Honestly, I was afraid of most of them, these floating photographs of dicks and hard-bodied torsos. Hey cutie, hey sexy, you ready to bend over? It was not a place where I expected to find love. Indeed, I was not allowed to have a boyfriend, even if I had somehow managed to find one. My aunt had once stopped me in the hallway and said, haltingly, “I don’t think I need to say this, but I’m saying it: No boys. No boys in the house.”
At bottom, I thought she was right. It wasn’t even because I was gay that my love, my body, my touches, needed to be contained. It was because I had been born of a woman who could stab a man in the chest with a fruit knife at three in the morning because she had run out of other ideas for how to make it stop. Maybe there were some truly clean people in the town. There seemed to be. But I suspected most were like me, were like Ray Lampert, were like my aunt even, chasing after a middle-class dream that would have spit her out like a seed. To live in North Shore was to be committed to pretense. Committed to this beautiful, fake, wholesome dream, because even though it was a dream, it was so much better than anything else.

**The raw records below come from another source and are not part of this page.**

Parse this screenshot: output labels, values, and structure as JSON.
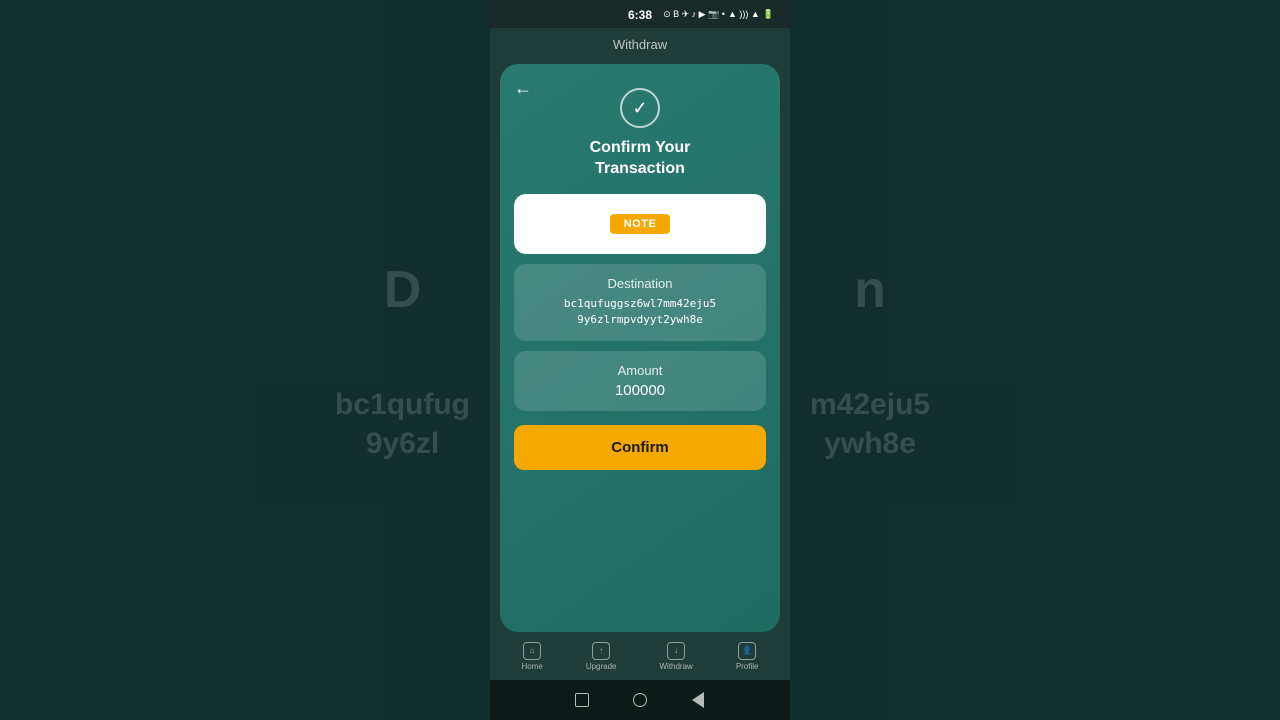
{
  "status_bar": {
    "time": "6:38"
  },
  "header": {
    "title": "Withdraw"
  },
  "card": {
    "back_label": "←",
    "check_icon": "✓",
    "title_line1": "Confirm Your",
    "title_line2": "Transaction",
    "note_badge": "NOTE",
    "destination_label": "Destination",
    "destination_value": "bc1qufuggsz6wl7mm42eju59y6zlrmpvdyyt2ywh8e",
    "destination_line1": "bc1qufuggsz6wl7mm42eju5",
    "destination_line2": "9y6zlrmpvdyyt2ywh8e",
    "amount_label": "Amount",
    "amount_value": "100000",
    "confirm_label": "Confirm"
  },
  "bottom_nav": {
    "items": [
      {
        "label": "Home",
        "icon": "⌂"
      },
      {
        "label": "Upgrade",
        "icon": "↑"
      },
      {
        "label": "Withdraw",
        "icon": "↓"
      },
      {
        "label": "Profile",
        "icon": "👤"
      }
    ]
  },
  "bg_text_left": "D",
  "bg_text_right": "n",
  "bg_address_left": "bc1qufug",
  "bg_address_mid": "m42eju5",
  "bg_address_bot_left": "9y6zl",
  "bg_address_bot_right": "ywh8e"
}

There was a certain category of man on Grindr, in his forties or fifties, who was looking for the validation of youth, no strings attached, but was not an official daddy, would not expect to buy me or control me. Men who wanted a golden hour with a young man so that they could remember something about themselves. So that they could feel a way they used to feel. And who couldn’t understand that? Far from being the kind of person who requires his conquests to be physical perfection, I was instantly reassured by their sagging bellies, their imperfect mouths and receding hairlines. I preferred to be the beautiful one in these fragmentary encounters.